Os estados que são capazes de impor impostos dessa maneira são o que Joseph Schumpeter chamou de “estados fiscais”. Esses são estados nos quais o poder do governo central de impor impostos diretos à vontade está totalmente desenvolvido. Os estados fiscais são geralmente caracterizados pelo seguinte:
- Centralização: os impostos são cobrados diretamente pelo governo central. O governo central não depende de governos regionais ou locais para cobrar impostos ou fazer cumprir as leis tributárias. (Isso não impede que os governos regionais ou locais imponham seus próprios impostos.)
- Poder unilateral: O governo central pode aumentar os impostos unilateralmente. A legislatura ou executivo do governo central tem a prerrogativa de aumentar os impostos por sua própria autoridade, sem a permissão de qualquer outro soberano dentro do território do estado. Dito de outra forma, nenhum governo regional ou local tem a capacidade de vetar um aumento de impostos ou impedir legalmente sua implementação.
- O governo central decide livremente como as receitas são gastas. Uma vez que as receitas fiscais são coletadas, o governo central gasta as receitas da maneira que for preferida pelo poder legislativo do estado central.
- Os impostos não são taxas ou um pagamento por um serviço. A rigor, uma taxa é um pagamento destinado a financiar um serviço específico, e apenas aqueles que “se beneficiam” do serviço pagam a taxa. Os “benefícios” fiscais, por outro lado, não estão vinculados a nenhum serviço específico. Os estados fiscais não são legalmente obrigados a qualquer tipo de dever recíproco de gastar as receitas fiscais de uma maneira que beneficie aqueles que pagam o imposto.
Quase todos os residentes dos países do mundo “desenvolvido” e de renda média hoje estão muito familiarizados com esse tipo de tributação. Essa tem sido a realidade moderna para os estados fiscais há mais de um século.

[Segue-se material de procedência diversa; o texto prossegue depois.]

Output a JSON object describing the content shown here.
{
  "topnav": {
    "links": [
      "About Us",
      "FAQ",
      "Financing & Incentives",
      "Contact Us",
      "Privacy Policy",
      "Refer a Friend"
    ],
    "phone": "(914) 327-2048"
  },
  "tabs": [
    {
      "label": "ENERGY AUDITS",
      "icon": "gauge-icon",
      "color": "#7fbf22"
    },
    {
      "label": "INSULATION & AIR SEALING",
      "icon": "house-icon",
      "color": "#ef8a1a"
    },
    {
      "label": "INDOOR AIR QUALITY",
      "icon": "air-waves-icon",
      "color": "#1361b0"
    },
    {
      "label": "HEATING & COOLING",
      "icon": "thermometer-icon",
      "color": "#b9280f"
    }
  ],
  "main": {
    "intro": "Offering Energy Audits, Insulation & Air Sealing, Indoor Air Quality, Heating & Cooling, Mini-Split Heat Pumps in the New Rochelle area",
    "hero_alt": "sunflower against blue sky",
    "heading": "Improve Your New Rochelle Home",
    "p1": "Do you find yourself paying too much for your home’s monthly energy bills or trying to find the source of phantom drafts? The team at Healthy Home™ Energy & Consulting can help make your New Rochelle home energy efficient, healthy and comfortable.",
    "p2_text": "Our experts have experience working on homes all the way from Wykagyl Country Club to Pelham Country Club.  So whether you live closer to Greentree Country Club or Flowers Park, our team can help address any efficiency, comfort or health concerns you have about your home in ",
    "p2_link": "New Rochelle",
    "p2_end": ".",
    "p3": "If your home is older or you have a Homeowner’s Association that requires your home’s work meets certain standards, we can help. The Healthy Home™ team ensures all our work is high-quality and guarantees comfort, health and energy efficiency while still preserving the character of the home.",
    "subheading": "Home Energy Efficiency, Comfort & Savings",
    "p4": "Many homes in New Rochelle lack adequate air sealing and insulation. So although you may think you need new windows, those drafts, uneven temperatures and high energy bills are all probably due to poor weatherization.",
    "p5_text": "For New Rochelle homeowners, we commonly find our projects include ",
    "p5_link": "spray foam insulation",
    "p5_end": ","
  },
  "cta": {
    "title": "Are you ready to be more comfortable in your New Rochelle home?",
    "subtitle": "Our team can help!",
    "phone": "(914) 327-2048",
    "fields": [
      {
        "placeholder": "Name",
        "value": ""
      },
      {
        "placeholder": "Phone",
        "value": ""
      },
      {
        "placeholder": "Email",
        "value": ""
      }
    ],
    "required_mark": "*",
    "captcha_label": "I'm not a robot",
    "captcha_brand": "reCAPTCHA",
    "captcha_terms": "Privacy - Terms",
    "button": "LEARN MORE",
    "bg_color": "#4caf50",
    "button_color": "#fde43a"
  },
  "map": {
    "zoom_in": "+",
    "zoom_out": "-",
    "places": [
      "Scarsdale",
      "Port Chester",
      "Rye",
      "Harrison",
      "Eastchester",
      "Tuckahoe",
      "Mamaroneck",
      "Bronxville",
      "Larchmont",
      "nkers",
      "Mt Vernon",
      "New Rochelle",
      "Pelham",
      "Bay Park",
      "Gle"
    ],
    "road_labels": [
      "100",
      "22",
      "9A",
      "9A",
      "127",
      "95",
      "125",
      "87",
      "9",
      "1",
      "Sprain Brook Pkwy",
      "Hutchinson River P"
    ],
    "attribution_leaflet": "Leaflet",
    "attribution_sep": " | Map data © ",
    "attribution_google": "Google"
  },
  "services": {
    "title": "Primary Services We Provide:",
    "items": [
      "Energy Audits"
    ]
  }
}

No entanto, nem sempre foi assim. No Ocidente, os estados fiscais são instituições relativamente modernas e se desenvolveram a partir de governos civis não estatais anteriores que não eram financiados primordialmente por impostos.
Estado dominante Vs estado fiscal
O economista político Joseph Schumpeter desenvolveu e popularizou a ideia do “estado fiscal” com sua influente palestra de 1918 “A Crise do Estado Fiscal“. Na palestra, Schumpeter fornece, entre muitas outras coisas, uma breve explicação do que precedeu o estado fiscal. Este era o “estado dominante” – embora Schumpeter não pareça ter usado a frase. Em um estado dominante, esperava-se que o príncipe usasse seus próprios fundos – coletados por meio de aluguéis e taxas sobre a propriedade pessoal do príncipe – para financiar os atos de governança do príncipe. Embora os impostos existissem, a tributação era considerada uma medida extraordinária e temporária a ser reservada para raras emergências. Ou, como disse o historiador econômico Jacob Viner, a tributação nesse período não era considerada um “método rotineiro, normal [ou] respeitável de suprir as necessidades financeiras do governo”. Consequentemente, os príncipes que buscavam aumentar a receita por meio de impostos ou aumentos de impostos enfrentavam grandes impedimentos institucionais, ideológicos e políticos em um grau desconhecido na maioria dos estados modernos.
No entanto, com a ascensão do estado no início do período moderno, a tributação tornou-se uma prática comum e tanto o estado quanto a tributação cresceram concomitantemente a partir de origens não estatais anteriores. “É bem sabido que o estado fiscal moderno não está enraizado no estado fiscal da antiguidade”, escreve Schumpeter, e ele atribui as origens do estado fiscal à consolidação do poder sob “os príncipes dos séculos XIV a XVI”.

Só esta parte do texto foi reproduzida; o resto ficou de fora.